Struktur des Inneren Monologes: Der Text wird in sieben Kapitel gegliedert sein; u.a. werden Schwarzwalds innovative Schulgründungen beleuchtet, des weiteren kommen die, auf  ihre Initiative hin, errichteten "Gemeinschaftsküchen" zur Sprache. Unter "Gemeinschaftsküchen" verstand man einfache, genossenschaftliche Gasthäuser, wo Essen zum Selbstkostenpreis verabreicht wurde. Die zahlreichen, von Eugenie Schwarzwald geförderten, Aktionen - wie "Wiener Kinder aufs Land" etc. - werden in einem weiteren Kapitel zusammengefasst werden. Auch das geplante Internat auf dem Semmering wird erwähnt - es sollte ein Paradies für Kinder werden, doch der Beginn des Ersten Weltkrieges hat das verhindert. Ein eigenes Kapitel erhält ihr Engagement in Berlin, als die deutsche Wirtschaft völlig am Boden lag. Eugenie Schwarzwald brachte es zuwege, dass eine erste Gemeinschaftsküche im verwaisten Berliner Stadtschloss eingerichtet werden konnte. Die "Schlossküche" wurde am 22. Oktober 1923 eröffnet und eintausend "Geistesarbeiter" konnten nun dort ihren Hunger stillen.

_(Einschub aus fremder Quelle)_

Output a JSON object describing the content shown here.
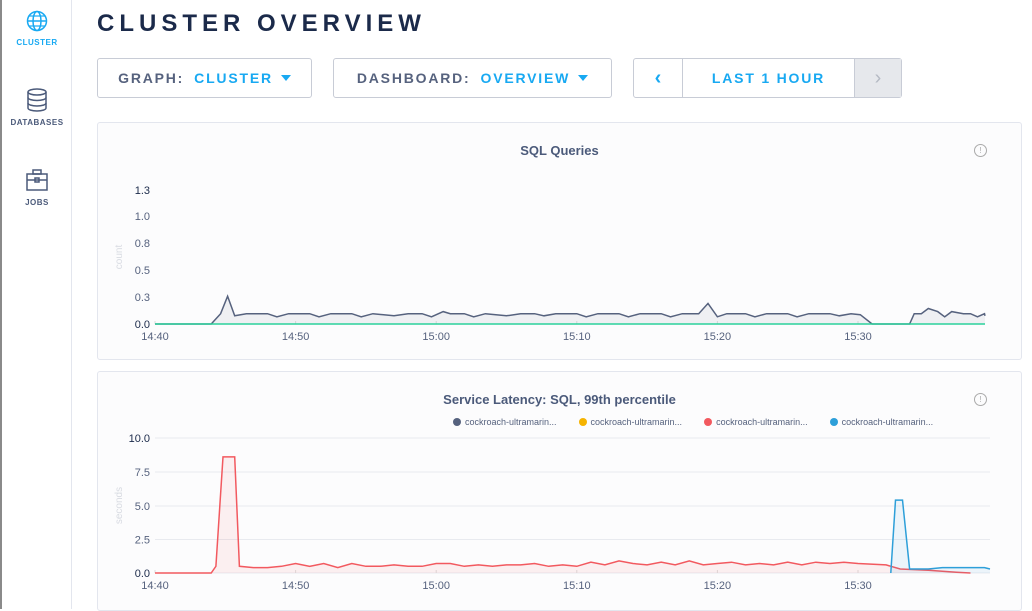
{
  "sidebar": {
    "items": [
      {
        "label": "CLUSTER",
        "icon": "globe-icon",
        "active": true
      },
      {
        "label": "DATABASES",
        "icon": "database-icon"
      },
      {
        "label": "JOBS",
        "icon": "briefcase-icon"
      }
    ]
  },
  "header": {
    "title": "CLUSTER OVERVIEW"
  },
  "controls": {
    "graph_label": "GRAPH:",
    "graph_value": "CLUSTER",
    "dashboard_label": "DASHBOARD:",
    "dashboard_value": "OVERVIEW",
    "time_range": "LAST 1 HOUR",
    "prev": "‹",
    "next": "›"
  },
  "colors": {
    "accent": "#18a9f2",
    "navy": "#1b2a4a",
    "sql_line": "#56627e",
    "zero_line": "#2bd19b"
  },
  "chart_data": [
    {
      "type": "area",
      "title": "SQL Queries",
      "ylabel": "count",
      "ylim": [
        0,
        1.3
      ],
      "yticks": [
        "0.0",
        "0.3",
        "0.5",
        "0.8",
        "1.0",
        "1.3"
      ],
      "xticks": [
        "14:40",
        "14:50",
        "15:00",
        "15:10",
        "15:20",
        "15:30"
      ],
      "xrange": [
        "14:40",
        "15:39"
      ],
      "series": [
        {
          "color": "#56627e",
          "points": [
            [
              "14:40",
              0
            ],
            [
              "14:44",
              0
            ],
            [
              "14:44:40",
              0.1
            ],
            [
              "14:45:10",
              0.27
            ],
            [
              "14:45:40",
              0.08
            ],
            [
              "14:46:30",
              0.1
            ],
            [
              "14:48",
              0.1
            ],
            [
              "14:48:40",
              0.07
            ],
            [
              "14:49:30",
              0.1
            ],
            [
              "14:51",
              0.1
            ],
            [
              "14:51:40",
              0.07
            ],
            [
              "14:52:30",
              0.1
            ],
            [
              "14:54",
              0.1
            ],
            [
              "14:54:40",
              0.07
            ],
            [
              "14:55:30",
              0.1
            ],
            [
              "14:57",
              0.08
            ],
            [
              "14:58",
              0.1
            ],
            [
              "14:59",
              0.1
            ],
            [
              "14:59:40",
              0.07
            ],
            [
              "15:00:30",
              0.12
            ],
            [
              "15:01",
              0.1
            ],
            [
              "15:02",
              0.1
            ],
            [
              "15:02:40",
              0.07
            ],
            [
              "15:03:30",
              0.1
            ],
            [
              "15:05",
              0.08
            ],
            [
              "15:06",
              0.1
            ],
            [
              "15:07",
              0.1
            ],
            [
              "15:07:40",
              0.08
            ],
            [
              "15:08:30",
              0.1
            ],
            [
              "15:10",
              0.1
            ],
            [
              "15:10:40",
              0.07
            ],
            [
              "15:11:30",
              0.1
            ],
            [
              "15:13",
              0.1
            ],
            [
              "15:13:40",
              0.07
            ],
            [
              "15:14:30",
              0.1
            ],
            [
              "15:16",
              0.1
            ],
            [
              "15:16:40",
              0.07
            ],
            [
              "15:17:30",
              0.1
            ],
            [
              "15:18:40",
              0.1
            ],
            [
              "15:19:20",
              0.2
            ],
            [
              "15:20",
              0.07
            ],
            [
              "15:20:40",
              0.1
            ],
            [
              "15:22",
              0.1
            ],
            [
              "15:22:40",
              0.07
            ],
            [
              "15:23:30",
              0.1
            ],
            [
              "15:25",
              0.1
            ],
            [
              "15:25:40",
              0.07
            ],
            [
              "15:26:30",
              0.1
            ],
            [
              "15:28",
              0.1
            ],
            [
              "15:28:40",
              0.08
            ],
            [
              "15:29:30",
              0.1
            ],
            [
              "15:30:10",
              0.09
            ],
            [
              "15:31",
              0
            ],
            [
              "15:33:40",
              0
            ],
            [
              "15:34",
              0.1
            ],
            [
              "15:34:30",
              0.1
            ],
            [
              "15:35",
              0.15
            ],
            [
              "15:35:40",
              0.12
            ],
            [
              "15:36:10",
              0.07
            ],
            [
              "15:36:40",
              0.12
            ],
            [
              "15:37:30",
              0.1
            ],
            [
              "15:38",
              0.1
            ],
            [
              "15:38:30",
              0.07
            ],
            [
              "15:39",
              0.1
            ],
            [
              "15:40",
              0.08
            ]
          ]
        },
        {
          "color": "#2bd19b",
          "points": [
            [
              "14:40",
              0
            ],
            [
              "15:40",
              0
            ]
          ]
        }
      ]
    },
    {
      "type": "area",
      "title": "Service Latency: SQL, 99th percentile",
      "ylabel": "seconds",
      "ylim": [
        0,
        10
      ],
      "yticks": [
        "0.0",
        "2.5",
        "5.0",
        "7.5",
        "10.0"
      ],
      "xticks": [
        "14:40",
        "14:50",
        "15:00",
        "15:10",
        "15:20",
        "15:30"
      ],
      "xrange": [
        "14:40",
        "15:39"
      ],
      "legend": [
        "cockroach-ultramarin...",
        "cockroach-ultramarin...",
        "cockroach-ultramarin...",
        "cockroach-ultramarin..."
      ],
      "legend_colors": [
        "#56627e",
        "#f5b300",
        "#f2595f",
        "#2d9fd9"
      ],
      "series": [
        {
          "color": "#f2595f",
          "points": [
            [
              "14:40",
              0
            ],
            [
              "14:44",
              0
            ],
            [
              "14:44:20",
              0.5
            ],
            [
              "14:44:50",
              8.6
            ],
            [
              "14:45:40",
              8.6
            ],
            [
              "14:46",
              0.5
            ],
            [
              "14:47",
              0.4
            ],
            [
              "14:48",
              0.4
            ],
            [
              "14:49",
              0.5
            ],
            [
              "14:50",
              0.7
            ],
            [
              "14:51",
              0.5
            ],
            [
              "14:52",
              0.7
            ],
            [
              "14:53",
              0.4
            ],
            [
              "14:54",
              0.7
            ],
            [
              "14:55",
              0.5
            ],
            [
              "14:56",
              0.5
            ],
            [
              "14:57",
              0.6
            ],
            [
              "14:58",
              0.5
            ],
            [
              "14:59",
              0.5
            ],
            [
              "15:00",
              0.7
            ],
            [
              "15:01",
              0.7
            ],
            [
              "15:02",
              0.5
            ],
            [
              "15:03",
              0.6
            ],
            [
              "15:04",
              0.5
            ],
            [
              "15:05",
              0.6
            ],
            [
              "15:06",
              0.6
            ],
            [
              "15:07",
              0.7
            ],
            [
              "15:08",
              0.5
            ],
            [
              "15:09",
              0.6
            ],
            [
              "15:10",
              0.5
            ],
            [
              "15:11",
              0.8
            ],
            [
              "15:12",
              0.6
            ],
            [
              "15:13",
              0.9
            ],
            [
              "15:14",
              0.7
            ],
            [
              "15:15",
              0.6
            ],
            [
              "15:16",
              0.8
            ],
            [
              "15:17",
              0.6
            ],
            [
              "15:18",
              0.9
            ],
            [
              "15:19",
              0.6
            ],
            [
              "15:20",
              0.7
            ],
            [
              "15:21",
              0.8
            ],
            [
              "15:22",
              0.6
            ],
            [
              "15:23",
              0.7
            ],
            [
              "15:24",
              0.6
            ],
            [
              "15:25",
              0.8
            ],
            [
              "15:26",
              0.6
            ],
            [
              "15:27",
              0.8
            ],
            [
              "15:28",
              0.7
            ],
            [
              "15:29",
              0.8
            ],
            [
              "15:30",
              0.7
            ],
            [
              "15:32",
              0.6
            ],
            [
              "15:33",
              0.3
            ],
            [
              "15:35",
              0.2
            ],
            [
              "15:37",
              0.05
            ],
            [
              "15:38",
              0
            ]
          ]
        },
        {
          "color": "#2d9fd9",
          "points": [
            [
              "15:32:20",
              0
            ],
            [
              "15:32:40",
              5.4
            ],
            [
              "15:33:10",
              5.4
            ],
            [
              "15:33:40",
              0.3
            ],
            [
              "15:35",
              0.3
            ],
            [
              "15:36",
              0.4
            ],
            [
              "15:38",
              0.4
            ],
            [
              "15:39",
              0.4
            ],
            [
              "15:40",
              0.3
            ]
          ]
        }
      ]
    }
  ]
}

Eingehend wird sich ein anderes Kapitel mit Schwarzwalds Ferienheim am Grundlsee befassen. Künstler und Intellektuelle aus allen Ländern tauschten dort ihre Gedanken aus. Bis zur "Tausend-Mark-Sperre" der Nazis florierte das Heim "Seeblick" 13 Jahre lang; ab 1933 hatte jeder, der von Deutschland nach Österreich einreisen wollte, diesen hohen Geldbetrag zu entrichten. Die Gäste aus dem Ausland blieben daher aus.
Im Herbst 1937 laborierte Eugenie dann an einer hartnäckigen Halsentzündung. Sie erklärte: "Die Krankheit konnte sich nur deshalb bei mir einnisten, weil ich ohnehin nicht leben wollte. Die Lektüre der Zeitungen, der Niedergang aller meiner Freunde, eine Reihe von tragischer Vorfälle im engsten Kreise, waren geeignet, selbst eine Natur wie die Meine zu brechen."